Beware of pundits talking about seismic political shifts

Donald Trump speaking at an immigration policy speech in Phoenix, Arizona. Photo: Gage Skidmore

Donald Trump speaking on immigration in Phoenix, Arizona. Photo: Gage Skidmore

The below is a note (slightly edited) by Charles Robertson, global chief economist at Renaissance Capital, that was emailed to the media.

Politics has not changed as much as it appears.

In the history books, Trump’s election victory might be attributed to him capturing the surge of disenfranchised voters who lost out to globalisation. Or being a new style of president who through clever use of the media could capture change in the political zeitgeist and attract a new voting base.

The reality is that he is the least popular candidate of either party in the last three presidential elections.

Voters that John McCain could capture, Trump lost. Voters that Mitt Romney won, Trump lost. Hillary Clinton received 10 million votes less than Obama in 2008 and six million less than Obama in 2012, and still won more votes than Trump.

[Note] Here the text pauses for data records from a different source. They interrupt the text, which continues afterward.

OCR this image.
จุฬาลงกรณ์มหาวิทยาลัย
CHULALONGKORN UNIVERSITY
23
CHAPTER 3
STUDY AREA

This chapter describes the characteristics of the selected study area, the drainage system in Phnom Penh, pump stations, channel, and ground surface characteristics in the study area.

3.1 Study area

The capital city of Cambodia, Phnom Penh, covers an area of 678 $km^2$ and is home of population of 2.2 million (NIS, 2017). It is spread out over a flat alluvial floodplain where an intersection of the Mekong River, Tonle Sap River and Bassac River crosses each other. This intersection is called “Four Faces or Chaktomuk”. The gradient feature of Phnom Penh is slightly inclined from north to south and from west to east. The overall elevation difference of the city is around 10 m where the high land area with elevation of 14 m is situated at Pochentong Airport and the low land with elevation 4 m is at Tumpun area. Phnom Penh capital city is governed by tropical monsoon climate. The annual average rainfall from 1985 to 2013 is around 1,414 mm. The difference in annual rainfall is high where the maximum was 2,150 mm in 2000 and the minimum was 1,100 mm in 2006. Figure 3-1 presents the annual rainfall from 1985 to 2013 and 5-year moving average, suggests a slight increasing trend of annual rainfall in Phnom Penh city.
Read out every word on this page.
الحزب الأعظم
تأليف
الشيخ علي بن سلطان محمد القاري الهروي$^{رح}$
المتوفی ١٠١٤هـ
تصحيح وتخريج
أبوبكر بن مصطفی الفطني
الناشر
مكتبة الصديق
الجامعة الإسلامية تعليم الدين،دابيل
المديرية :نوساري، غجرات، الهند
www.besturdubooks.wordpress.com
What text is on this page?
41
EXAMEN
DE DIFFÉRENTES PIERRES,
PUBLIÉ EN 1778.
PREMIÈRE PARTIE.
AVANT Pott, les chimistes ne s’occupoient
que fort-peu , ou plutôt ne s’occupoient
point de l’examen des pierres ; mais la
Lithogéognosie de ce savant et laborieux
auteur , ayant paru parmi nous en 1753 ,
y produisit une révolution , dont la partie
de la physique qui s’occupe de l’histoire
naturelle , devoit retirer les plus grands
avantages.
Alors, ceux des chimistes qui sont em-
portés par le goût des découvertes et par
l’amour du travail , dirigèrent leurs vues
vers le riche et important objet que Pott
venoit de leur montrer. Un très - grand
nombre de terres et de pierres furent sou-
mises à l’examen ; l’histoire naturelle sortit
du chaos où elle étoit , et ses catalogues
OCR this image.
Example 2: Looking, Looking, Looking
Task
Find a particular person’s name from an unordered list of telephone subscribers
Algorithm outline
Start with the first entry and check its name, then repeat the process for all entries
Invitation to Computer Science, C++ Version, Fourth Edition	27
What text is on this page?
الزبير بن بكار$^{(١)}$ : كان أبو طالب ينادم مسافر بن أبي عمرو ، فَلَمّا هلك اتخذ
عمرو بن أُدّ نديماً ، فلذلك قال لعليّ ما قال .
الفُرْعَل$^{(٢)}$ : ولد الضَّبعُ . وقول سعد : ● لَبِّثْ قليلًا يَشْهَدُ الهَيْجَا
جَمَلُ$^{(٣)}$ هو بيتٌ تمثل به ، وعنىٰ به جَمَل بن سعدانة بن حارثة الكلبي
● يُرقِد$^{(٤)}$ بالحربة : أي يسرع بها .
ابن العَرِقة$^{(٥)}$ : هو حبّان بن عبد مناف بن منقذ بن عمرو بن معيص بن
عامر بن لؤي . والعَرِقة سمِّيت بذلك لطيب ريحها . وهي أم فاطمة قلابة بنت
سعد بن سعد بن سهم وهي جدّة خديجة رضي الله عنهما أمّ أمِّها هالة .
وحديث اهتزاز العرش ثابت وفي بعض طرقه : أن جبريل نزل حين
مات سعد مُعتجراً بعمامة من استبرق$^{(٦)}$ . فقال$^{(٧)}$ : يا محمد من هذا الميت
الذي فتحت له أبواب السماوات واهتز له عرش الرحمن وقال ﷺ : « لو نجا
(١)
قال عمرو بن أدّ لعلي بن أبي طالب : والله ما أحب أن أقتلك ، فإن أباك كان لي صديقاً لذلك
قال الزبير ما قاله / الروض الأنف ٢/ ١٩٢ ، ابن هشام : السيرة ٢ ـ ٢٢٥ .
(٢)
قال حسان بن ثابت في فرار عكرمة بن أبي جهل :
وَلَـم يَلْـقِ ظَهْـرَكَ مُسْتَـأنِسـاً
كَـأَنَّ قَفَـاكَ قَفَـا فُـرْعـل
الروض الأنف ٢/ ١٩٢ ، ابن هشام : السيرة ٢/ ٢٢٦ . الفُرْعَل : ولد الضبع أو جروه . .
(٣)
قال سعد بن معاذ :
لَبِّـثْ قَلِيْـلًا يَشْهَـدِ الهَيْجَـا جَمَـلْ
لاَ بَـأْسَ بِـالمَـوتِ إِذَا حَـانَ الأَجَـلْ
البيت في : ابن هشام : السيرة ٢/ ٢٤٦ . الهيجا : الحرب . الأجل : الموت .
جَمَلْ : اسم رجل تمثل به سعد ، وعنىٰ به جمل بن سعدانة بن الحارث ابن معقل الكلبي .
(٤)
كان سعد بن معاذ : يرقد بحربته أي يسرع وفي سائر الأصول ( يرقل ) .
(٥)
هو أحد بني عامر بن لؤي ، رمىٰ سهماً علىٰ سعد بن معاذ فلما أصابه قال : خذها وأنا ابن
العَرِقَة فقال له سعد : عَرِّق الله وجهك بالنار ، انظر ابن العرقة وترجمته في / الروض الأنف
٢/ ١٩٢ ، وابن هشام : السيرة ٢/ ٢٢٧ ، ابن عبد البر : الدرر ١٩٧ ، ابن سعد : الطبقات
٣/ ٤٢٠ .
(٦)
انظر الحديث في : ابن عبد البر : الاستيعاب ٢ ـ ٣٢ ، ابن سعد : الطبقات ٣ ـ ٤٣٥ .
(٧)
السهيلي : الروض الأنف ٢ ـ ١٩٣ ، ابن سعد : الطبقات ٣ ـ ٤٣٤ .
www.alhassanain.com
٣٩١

This bears some resemblance to recent elections in Poland, where the populist PiS won because votes (and turnout) fell for the centrist parties. The point is that electorates are not changing as much as we might think from the election results. This was not a Brexit vote with a surprise result coming from high turnout.

So while I worried that Brexit and Trump victories might imply a Le Pen victory in France in 2017, leading to France’s departure from the EU and the break-up of the Eurozone, this analysis makes me less worried (the graph at the bottom of this piece makes me barely concerned at all).

popular-vote-graph

Source: Wikipedia

What to expect

Mexico gets hurt, but the very cheap currency may offset any rise in tariffs (Most Favoured Nation tariffs become the default if NAFTA is cancelled, and they are not that high).

Expect tension with China – which in a worst case scenario might have a knock-on effect on commodity exporters like South Africa, Russia, etc.

He will be supporting the US energy industry, which supports the view that oil will be at US$45/bbl (give or take $10) for the next decade.

The Financial Times reports that Trump may meet Putin ahead of Trump’s inauguration in January, which may lead him to recognise Crimea’s annexation, and remove sanctions later in 2017, presumably in return for closer cooperation in Syria and access for US businesses and banks to Russia.

Tax cuts, which may become retrospective, could lift US demand in 2017. Infrastructure spending plans will take longer to implement. US 10-year bond yields widened sharply this week. I assume the Fed would be fairly relaxed about the demand boost from this, and would not move rates dramatically even if inflation rose to 3% for a year or two. But perhaps a rate hike in December, and two in 2017 are plausible in this scenario. 

Trump’s second term, 2020-24 

As a base case, I assume Trump will be re-elected in 2020. Incumbents saw their vote rise significantly in their second-term election, in 1984, 1996, and 2004 (Obama in 2012 was an exception). Indeed, the only time the Democrats have lost the popular vote in the last 25 years was in 2004, during George W Bush’s second re-election bid.

The only three presidents to fail to win a second election in the last century (since before World War 1), were George H Bush (hit by the 1990-91 recession and higher oil prices during the first Gulf war), Jimmy Carter (hit by recession and the oil shock of 1979/80), and Herbert Hoover (hit by the Great Depression of 1929). Gerald Ford did not even win a first term, having taken over from Nixon.

So the main threat to a Trump second term is a US recession which is admittedly due in the coming years.

popular-vote-2

Source: Wikipedia

A quick chart on French presidential election results. The National Front has never got more than 6.4 million votes in the first round of the French presidential election. It looks inconceivable that they could lift this to the 15-20 million votes they would need to win in a second round.

french-presidential-election

Source: Wikipedia

For reasons to do with income inequality (low in France) and it being in a different point in the cycle to Anglo-Saxon countries, I suspect France is closer to voting for a radical Thatcher-like candidate than it has been for generations.